If the meat cannot be used, it might mean added expense for some school districts.

Districts in North Dakota and several other states stopped using meat from Hallmark Meat Packing Co. and its associated Westland Meat Co. late last month under direction from the Agriculture Department, after a video showed workers brutalizing sick and crippled cows.

The Hallmark plant is being investigated for possible violation of laws designed to ensure food safety and prevent animal cruelty.

Westland sold more than 27 million pounds of beef last year for use in school lunch and other federal nutrition programs. USDA has extended a ban on use of meat from the Chino, Calif., slaughterhouse until Tuesday. It had been set to expire on Saturday.

In North Dakota, the meat has been left in freezers.

Jill Bruce, director of the food service program for Minot public schools, said that district will have to buy thousands of pounds of ground beef to get to the end of the school year if it does not receive permission to use the 65 40-pound cases of ground beef it has from the Hallmark plant.

The district already has had to buy 160 pounds of ground beef, she said.

"It's more of an inconvenience," Bruce said. "It's always been convenient to have the commodity beef."
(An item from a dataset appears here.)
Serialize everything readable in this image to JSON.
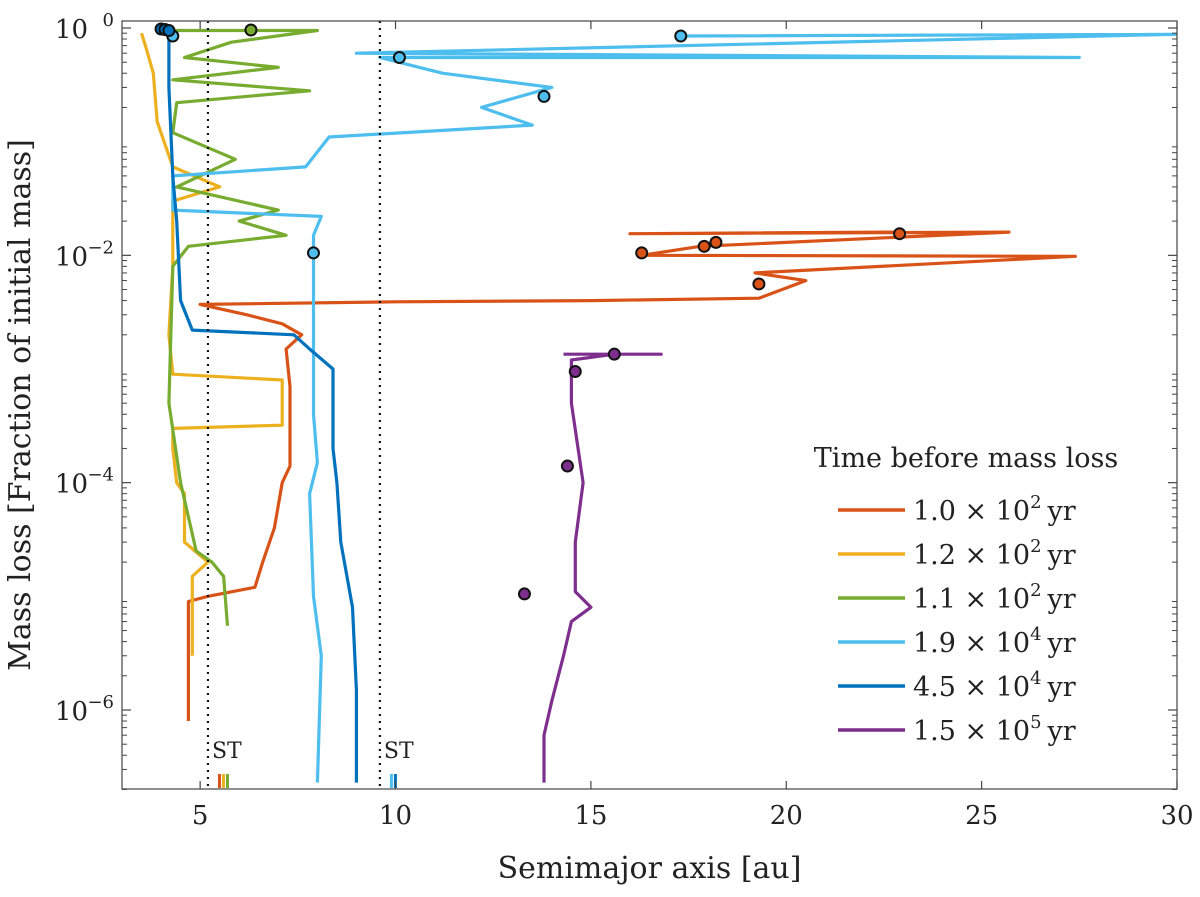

Buying beef in small quantities also can be more expensive, Bruce said. If USDA decides the ground beef from the Hallmark plant cannot be used, the Minot district would ask for bids from local distributors for a large quantity, she said.

The Jamestown School District has more than 20 cases of the ground beef in its freezers that it cannot use, said Shelley Mack, food service director and dietitian.

"I was able to call other vendors and get ground beef in," she said. "Of course, cost wise, it's costing me, if you look at free versus … per week it's $500 plus."

Bismarck has 161 30-pound cases of "crumbles" - ground beef that is already prepared - in its freezers, said Doug Joersz, food service coordinator for the school district. The school has been using ground beef from another plant instead but has almost exhausted that supply.

"It certainly is an inconvenience," Joersz said. "You plan on using those products."

Statewide, 123 tons of ground beef valued at about $377,000 is affected by the USDA hold, according to Linda Schloer, director of child nutrition and food distribution programs for the North Dakota Department of Public Instruction. About one-third of the meat has been delivered to school and other commodity programs, and the rest is being stored in a warehouse, she said.

Schloer said calls to the department from school districts worried about the cost of having to buy other ground beef are isolated.

"It is a concern … if this goes on for an extended period of time," she said. "School districts do cover a lot of their ground beef needs through that commodity program."

Some smaller school districts get nearly all their ground beef through the program, Schloer said.

If USDA decides the meat cannot be used, the agency is likely to replace it, Schloer said. However, timing could be a problem as the end of the school year nears.

"If schools don't get the replacement until, say, the end of April, it's going to be difficult for them to use it," she said. "We don't recommend that schools carry over their frozen product into the next school year."